With intent, everyone can embed high-performance habits within their baseline context.
What fascinates me, is the ability to sustain consistency over time and in different contexts.
The Folly Of Maintaining The Same Habits In Different Contexts
When we change the context – for example flying interstate, staying at a hotel, spending the day in an unfamiliar training facility – something interesting happens.
Our normal cues for initiating a healthy habit suddenly disappear and we end up losing control of both external and internal factors.
This seems obvious when stated. Yet, most of us insist on the folly of trying to maintain the same home-based daily practice when the venue, the routine, the suppliers and our diary look completely different.
We wouldn’t presume to speak the same language in a different country so why do we assume that our embedded routines should work in a different environment?
When it comes to sustaining wellbeing habits over time, the problem is not lack of consistency, with its subsequent guilt trip for missing the morning run or eating the muffin at break time. The problem is lack of new content (new habits) to match the new context (new environment).

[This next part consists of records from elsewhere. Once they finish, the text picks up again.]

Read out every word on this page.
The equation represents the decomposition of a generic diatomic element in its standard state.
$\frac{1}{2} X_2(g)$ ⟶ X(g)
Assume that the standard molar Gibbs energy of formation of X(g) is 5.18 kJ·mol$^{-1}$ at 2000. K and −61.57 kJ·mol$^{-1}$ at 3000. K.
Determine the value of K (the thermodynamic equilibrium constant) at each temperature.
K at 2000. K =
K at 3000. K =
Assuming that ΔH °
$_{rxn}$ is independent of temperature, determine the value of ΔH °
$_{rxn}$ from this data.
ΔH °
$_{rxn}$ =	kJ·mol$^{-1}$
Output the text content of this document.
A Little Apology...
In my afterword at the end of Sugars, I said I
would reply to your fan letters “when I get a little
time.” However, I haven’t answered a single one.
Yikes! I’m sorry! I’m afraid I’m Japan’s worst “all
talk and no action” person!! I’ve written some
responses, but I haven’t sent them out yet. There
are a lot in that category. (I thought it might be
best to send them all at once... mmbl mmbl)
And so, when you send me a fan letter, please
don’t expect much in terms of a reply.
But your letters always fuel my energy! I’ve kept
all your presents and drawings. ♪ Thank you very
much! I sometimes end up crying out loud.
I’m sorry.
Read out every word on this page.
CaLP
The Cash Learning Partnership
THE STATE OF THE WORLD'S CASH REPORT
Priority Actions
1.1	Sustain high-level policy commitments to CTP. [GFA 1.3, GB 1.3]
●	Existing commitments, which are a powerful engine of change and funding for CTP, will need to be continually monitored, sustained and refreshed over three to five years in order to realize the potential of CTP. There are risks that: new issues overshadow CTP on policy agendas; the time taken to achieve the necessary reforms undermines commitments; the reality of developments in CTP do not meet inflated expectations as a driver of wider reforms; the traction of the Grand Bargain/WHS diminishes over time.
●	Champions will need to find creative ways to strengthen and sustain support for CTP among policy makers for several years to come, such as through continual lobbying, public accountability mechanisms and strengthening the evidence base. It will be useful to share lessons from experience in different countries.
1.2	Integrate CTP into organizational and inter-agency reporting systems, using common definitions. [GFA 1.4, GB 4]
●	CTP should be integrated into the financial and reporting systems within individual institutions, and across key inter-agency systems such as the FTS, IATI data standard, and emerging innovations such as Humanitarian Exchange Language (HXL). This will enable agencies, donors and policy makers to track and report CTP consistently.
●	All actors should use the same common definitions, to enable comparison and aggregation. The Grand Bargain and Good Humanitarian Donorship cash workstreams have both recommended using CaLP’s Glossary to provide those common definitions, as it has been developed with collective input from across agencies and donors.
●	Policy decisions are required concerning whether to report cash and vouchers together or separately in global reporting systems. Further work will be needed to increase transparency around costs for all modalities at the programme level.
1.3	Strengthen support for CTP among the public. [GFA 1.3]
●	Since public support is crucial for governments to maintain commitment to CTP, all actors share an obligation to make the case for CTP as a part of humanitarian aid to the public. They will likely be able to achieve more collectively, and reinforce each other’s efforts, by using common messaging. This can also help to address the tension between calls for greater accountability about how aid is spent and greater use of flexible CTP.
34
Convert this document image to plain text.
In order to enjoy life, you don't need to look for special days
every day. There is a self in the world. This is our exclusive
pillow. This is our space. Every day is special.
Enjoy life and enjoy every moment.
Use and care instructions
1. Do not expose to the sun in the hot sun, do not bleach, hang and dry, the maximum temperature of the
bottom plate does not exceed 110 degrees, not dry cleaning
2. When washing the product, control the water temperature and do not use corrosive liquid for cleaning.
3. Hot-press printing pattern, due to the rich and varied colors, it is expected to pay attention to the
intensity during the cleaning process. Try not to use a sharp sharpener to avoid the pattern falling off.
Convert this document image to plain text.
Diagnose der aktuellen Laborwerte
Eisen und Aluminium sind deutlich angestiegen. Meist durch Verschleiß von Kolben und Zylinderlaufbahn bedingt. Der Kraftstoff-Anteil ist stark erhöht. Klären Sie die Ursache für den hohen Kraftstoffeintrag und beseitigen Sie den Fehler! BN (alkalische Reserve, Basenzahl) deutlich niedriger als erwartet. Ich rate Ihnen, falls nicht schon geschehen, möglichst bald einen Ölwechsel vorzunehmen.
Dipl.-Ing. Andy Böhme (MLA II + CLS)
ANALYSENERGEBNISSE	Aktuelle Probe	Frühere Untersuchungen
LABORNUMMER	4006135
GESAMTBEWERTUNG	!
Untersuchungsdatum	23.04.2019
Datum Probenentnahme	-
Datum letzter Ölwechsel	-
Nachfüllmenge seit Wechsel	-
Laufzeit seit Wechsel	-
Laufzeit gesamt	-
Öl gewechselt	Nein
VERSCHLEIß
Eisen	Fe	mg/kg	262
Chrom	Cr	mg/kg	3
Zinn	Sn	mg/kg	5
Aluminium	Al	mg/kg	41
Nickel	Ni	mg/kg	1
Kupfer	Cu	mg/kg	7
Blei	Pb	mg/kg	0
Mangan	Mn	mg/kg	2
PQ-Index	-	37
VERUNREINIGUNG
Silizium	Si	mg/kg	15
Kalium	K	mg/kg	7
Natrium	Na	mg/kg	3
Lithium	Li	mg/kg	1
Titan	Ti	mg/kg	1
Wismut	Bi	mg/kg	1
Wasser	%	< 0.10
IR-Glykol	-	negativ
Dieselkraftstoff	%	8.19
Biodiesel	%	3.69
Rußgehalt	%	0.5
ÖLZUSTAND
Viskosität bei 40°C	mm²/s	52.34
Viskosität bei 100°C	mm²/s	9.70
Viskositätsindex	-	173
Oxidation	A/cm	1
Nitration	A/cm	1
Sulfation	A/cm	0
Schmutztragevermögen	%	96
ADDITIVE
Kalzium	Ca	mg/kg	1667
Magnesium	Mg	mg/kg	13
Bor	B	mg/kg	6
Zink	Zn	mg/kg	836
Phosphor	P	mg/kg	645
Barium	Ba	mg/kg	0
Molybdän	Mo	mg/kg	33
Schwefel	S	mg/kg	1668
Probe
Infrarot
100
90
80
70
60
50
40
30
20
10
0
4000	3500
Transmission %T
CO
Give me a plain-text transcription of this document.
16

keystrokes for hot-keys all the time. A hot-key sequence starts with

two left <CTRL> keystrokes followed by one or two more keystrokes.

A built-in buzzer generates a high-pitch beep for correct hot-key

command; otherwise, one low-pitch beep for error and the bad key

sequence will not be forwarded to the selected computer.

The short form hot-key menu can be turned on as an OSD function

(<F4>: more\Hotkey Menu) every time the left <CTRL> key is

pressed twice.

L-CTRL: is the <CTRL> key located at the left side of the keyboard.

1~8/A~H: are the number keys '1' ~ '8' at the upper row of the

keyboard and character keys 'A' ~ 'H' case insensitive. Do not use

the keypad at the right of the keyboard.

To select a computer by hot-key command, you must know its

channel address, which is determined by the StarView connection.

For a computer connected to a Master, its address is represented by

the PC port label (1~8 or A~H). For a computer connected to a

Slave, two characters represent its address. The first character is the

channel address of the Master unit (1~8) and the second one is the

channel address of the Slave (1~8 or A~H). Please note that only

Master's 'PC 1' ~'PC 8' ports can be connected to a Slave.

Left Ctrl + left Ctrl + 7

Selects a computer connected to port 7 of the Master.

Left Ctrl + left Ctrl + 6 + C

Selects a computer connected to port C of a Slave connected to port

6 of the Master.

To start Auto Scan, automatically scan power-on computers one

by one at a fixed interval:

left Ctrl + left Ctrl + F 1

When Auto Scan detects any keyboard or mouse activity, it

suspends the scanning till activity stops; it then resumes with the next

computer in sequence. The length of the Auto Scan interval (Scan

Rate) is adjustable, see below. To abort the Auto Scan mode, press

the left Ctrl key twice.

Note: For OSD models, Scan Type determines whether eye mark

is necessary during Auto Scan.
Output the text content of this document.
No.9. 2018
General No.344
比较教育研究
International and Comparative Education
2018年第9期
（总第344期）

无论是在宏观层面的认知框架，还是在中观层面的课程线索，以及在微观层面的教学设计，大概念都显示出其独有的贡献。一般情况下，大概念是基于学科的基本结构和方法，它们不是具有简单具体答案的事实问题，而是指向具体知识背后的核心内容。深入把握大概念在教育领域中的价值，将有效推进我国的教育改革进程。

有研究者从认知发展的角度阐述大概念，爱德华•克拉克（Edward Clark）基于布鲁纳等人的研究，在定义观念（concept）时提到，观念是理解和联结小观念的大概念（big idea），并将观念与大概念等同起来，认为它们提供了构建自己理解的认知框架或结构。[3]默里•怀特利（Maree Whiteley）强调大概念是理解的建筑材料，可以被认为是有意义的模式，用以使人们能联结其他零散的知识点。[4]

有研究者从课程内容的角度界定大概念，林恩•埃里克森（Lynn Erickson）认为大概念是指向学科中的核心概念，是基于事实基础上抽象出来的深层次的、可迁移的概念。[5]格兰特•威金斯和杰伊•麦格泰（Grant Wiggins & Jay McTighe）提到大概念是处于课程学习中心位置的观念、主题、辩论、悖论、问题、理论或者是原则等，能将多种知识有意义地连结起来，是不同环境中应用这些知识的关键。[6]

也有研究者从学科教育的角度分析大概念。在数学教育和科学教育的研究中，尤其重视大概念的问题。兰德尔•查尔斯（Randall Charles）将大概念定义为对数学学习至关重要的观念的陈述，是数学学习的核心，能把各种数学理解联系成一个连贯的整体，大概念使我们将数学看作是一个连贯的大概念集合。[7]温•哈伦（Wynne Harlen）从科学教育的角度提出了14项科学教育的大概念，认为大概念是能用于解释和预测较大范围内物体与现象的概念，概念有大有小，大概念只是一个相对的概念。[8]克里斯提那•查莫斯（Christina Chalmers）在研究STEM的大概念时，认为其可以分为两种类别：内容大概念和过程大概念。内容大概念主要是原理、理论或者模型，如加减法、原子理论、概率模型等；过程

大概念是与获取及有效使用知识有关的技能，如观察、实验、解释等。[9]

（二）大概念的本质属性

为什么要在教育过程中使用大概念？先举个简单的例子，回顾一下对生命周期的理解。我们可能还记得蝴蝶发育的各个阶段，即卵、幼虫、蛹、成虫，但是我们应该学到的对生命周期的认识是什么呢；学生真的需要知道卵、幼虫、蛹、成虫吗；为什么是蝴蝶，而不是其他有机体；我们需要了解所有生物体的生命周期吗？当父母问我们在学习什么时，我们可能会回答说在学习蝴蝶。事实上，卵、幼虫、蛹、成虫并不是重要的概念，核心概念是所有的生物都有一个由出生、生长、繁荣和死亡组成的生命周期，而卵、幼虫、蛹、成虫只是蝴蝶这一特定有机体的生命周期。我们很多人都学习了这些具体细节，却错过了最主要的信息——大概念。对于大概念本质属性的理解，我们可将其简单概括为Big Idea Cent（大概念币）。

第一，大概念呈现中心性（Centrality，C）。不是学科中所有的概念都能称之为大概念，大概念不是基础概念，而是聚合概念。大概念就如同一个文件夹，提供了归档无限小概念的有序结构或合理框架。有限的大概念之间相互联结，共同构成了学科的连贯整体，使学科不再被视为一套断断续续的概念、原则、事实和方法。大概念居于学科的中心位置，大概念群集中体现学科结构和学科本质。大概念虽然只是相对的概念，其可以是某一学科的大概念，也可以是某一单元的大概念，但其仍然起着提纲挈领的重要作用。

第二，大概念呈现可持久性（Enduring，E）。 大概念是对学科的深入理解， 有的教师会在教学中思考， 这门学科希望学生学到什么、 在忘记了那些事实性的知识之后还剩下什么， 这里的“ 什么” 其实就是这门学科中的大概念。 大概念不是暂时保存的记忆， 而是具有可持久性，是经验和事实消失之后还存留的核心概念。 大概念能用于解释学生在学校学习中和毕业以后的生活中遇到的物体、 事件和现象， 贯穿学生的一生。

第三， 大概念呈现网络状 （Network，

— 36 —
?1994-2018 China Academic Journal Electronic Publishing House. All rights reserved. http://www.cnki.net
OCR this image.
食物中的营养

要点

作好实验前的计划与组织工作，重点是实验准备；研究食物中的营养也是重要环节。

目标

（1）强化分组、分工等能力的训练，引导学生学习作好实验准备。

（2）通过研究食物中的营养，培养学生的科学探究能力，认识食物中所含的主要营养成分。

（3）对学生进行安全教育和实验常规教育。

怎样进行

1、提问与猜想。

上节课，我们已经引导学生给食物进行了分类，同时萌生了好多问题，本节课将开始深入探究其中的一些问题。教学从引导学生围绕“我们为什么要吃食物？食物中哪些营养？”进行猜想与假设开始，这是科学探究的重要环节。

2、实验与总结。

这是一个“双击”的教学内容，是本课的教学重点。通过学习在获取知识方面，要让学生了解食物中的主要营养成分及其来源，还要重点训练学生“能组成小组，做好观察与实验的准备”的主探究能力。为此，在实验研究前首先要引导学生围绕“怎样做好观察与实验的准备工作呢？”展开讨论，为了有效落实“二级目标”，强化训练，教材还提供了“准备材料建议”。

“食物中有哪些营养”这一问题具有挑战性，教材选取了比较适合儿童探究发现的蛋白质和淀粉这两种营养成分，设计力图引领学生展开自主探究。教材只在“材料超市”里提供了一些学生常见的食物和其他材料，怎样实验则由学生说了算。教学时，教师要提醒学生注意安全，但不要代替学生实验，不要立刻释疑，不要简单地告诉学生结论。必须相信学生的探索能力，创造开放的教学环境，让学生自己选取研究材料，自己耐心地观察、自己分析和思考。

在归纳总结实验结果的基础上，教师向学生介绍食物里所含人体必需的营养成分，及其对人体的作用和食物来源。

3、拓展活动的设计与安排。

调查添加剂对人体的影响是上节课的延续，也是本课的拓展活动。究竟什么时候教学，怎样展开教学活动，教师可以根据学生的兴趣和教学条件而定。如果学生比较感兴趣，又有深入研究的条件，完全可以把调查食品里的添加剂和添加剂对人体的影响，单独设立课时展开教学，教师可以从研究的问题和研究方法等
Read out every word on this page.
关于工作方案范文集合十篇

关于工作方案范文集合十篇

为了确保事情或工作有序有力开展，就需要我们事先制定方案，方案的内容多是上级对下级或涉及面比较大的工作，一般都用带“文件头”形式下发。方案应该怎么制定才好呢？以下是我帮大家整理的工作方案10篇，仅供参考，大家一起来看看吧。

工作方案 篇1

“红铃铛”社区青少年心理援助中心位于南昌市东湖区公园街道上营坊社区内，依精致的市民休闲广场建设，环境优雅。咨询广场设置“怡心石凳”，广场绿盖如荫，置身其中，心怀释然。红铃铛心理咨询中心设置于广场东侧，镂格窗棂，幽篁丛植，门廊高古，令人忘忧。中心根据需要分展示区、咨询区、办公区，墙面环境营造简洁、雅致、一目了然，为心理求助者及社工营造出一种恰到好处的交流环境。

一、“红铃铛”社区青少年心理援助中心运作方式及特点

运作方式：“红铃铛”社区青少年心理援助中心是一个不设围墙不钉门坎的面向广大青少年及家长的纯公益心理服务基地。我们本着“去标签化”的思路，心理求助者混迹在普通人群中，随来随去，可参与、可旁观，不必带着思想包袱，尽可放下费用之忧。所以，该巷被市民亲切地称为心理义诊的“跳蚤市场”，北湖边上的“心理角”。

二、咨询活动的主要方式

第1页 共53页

No wonder we come home sleep deprived, tired, sluggish and a couple of Kgs heavier.
Bookend Your Disruptions
By far, the most efficient way to sustain consistency in the face of disruption is to work out a new strategy for every different context.
In my work with high performing clients and teams I am privileged to have access to genetic testing and biochemical data which allows a truly personalised approach.
When this is not possible, utilising the Bookend Technique helps you increase your capacity for energy and resilience before you attend an organised event as well as buffer any deficits in self-care afterwards, thus preventing the dip in energy that may continue to affect you over the following weeks.